12 ANOVA 12.1 One-way ANOVA To perform a one-way Analysis of Variance (ANOVA), choose Analyze >> General Linear Models >> Univariate from the Menu tab. Choose your independent/explanatory variable as Fixed factors. You can also choose Analyze >> Compare Means >> One-way ANOVA. Choose your variable of interest under Dependent List, and the grouping variable under Factor. This option will however not provide a measure of R 2. 12.1.1 Normality tests and plots for one-way ANOVA Choose Analyze >> Descriptive statistics >> Explore from the Menu tab. Add the variable of interest under Dependent List, and the grouping variable under Factor List. Click Plots and mark Normality plots with tests. You can also get histograms (per group) from this option, by clicking Plots and marking Histogram. Boxplots are provided by default. 12.2 Two-way ANOVA To perform a two-way Analysis of Variance (ANOVA), choose Analyze >> General Linear Models >> Univariate from the Menu tab. Choose your independent/explanatory variables as Fixed factors. 12.2.1 Normality tests and plots for two-way ANOVA Choose Data >> Split File from the Menu tab. Mark Organize output by groups and add the two factor variables. Then choose Analyze >> Descriptive statistics >> Explore from the Menu tab, and add the variable of interest under Dependent List. Leave the Fixed factor(s) field empty.

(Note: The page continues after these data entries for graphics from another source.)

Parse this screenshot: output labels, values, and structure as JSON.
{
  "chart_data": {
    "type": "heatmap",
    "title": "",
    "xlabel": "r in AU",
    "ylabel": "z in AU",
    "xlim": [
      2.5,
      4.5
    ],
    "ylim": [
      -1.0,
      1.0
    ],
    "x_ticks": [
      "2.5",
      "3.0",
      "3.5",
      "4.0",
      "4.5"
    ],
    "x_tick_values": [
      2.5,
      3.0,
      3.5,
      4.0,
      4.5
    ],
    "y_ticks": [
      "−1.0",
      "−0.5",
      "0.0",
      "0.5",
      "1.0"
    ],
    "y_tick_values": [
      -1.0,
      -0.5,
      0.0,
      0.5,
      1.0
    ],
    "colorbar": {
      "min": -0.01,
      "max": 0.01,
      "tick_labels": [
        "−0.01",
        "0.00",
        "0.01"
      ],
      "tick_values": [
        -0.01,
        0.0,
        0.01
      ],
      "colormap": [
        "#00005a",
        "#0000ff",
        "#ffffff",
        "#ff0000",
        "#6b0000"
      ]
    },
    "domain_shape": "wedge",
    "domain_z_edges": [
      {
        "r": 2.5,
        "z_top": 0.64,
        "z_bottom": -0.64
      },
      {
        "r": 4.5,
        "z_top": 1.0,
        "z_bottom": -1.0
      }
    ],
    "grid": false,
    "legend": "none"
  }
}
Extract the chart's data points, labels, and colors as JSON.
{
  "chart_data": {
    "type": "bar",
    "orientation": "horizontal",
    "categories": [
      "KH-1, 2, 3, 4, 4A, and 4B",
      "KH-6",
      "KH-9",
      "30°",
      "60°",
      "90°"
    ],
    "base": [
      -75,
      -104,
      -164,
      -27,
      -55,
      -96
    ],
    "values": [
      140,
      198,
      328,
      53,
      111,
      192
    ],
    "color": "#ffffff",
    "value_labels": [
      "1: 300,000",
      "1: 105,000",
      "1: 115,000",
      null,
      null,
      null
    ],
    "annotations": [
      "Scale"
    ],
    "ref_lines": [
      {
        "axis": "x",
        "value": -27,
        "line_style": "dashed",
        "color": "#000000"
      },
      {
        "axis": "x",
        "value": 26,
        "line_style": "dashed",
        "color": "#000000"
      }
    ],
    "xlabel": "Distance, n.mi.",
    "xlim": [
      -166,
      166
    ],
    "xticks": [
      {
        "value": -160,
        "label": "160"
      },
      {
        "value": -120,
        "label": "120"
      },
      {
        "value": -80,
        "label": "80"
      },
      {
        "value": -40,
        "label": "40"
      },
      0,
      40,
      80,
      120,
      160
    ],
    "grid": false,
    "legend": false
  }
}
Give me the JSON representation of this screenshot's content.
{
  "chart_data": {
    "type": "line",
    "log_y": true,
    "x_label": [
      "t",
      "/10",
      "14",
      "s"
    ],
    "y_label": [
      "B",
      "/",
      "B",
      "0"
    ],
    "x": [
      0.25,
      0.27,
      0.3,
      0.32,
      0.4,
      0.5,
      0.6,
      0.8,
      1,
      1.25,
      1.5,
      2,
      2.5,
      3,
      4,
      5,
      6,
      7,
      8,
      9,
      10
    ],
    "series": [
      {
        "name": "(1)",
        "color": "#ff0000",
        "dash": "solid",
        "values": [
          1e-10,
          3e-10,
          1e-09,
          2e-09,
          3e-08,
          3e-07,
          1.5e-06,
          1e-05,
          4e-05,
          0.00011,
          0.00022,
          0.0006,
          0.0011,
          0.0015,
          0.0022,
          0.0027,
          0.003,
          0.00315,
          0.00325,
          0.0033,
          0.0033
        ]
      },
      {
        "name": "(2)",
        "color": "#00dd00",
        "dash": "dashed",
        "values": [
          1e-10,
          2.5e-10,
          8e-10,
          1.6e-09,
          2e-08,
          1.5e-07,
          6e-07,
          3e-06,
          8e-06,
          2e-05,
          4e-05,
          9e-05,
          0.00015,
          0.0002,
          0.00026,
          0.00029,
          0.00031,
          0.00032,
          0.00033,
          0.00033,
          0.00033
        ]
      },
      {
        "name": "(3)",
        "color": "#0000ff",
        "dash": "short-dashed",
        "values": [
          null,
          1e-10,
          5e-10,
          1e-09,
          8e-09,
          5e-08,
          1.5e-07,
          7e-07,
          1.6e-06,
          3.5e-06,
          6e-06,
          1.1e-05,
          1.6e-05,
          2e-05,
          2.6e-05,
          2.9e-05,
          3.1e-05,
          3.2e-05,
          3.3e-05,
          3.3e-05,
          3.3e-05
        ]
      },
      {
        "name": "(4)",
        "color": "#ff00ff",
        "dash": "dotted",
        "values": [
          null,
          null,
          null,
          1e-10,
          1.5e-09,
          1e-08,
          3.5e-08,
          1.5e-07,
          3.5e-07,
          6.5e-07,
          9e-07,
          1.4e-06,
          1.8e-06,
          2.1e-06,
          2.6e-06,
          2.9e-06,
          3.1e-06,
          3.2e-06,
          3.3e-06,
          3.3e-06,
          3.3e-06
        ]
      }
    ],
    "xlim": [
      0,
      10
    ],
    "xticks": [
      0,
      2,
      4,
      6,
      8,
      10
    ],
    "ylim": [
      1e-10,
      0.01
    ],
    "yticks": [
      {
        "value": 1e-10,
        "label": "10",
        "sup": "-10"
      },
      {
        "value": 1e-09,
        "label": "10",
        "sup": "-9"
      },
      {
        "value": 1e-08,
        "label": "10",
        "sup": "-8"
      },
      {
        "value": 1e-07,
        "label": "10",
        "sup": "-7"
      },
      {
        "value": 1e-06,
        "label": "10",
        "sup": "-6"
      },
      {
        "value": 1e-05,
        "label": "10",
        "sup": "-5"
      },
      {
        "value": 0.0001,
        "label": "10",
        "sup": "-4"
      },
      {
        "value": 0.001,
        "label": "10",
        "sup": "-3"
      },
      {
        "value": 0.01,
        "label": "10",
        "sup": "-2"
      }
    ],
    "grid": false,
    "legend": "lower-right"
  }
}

Click Plots and mark Normality plots with tests. 12.2.2 Plots of estimated marginal means Choose Analyze >> General Linear Models >> Univariate from the Menu tab. Click Plots. Add one of the factors to Horizontal axis, the other to Separate Lines, and click Add. 12.3 Descriptive statistics (including standard deviations for each group) Choose Analyze >> General Linear Models >> Univariate from the Menu tab. Click Options, and mark Descriptive statistics.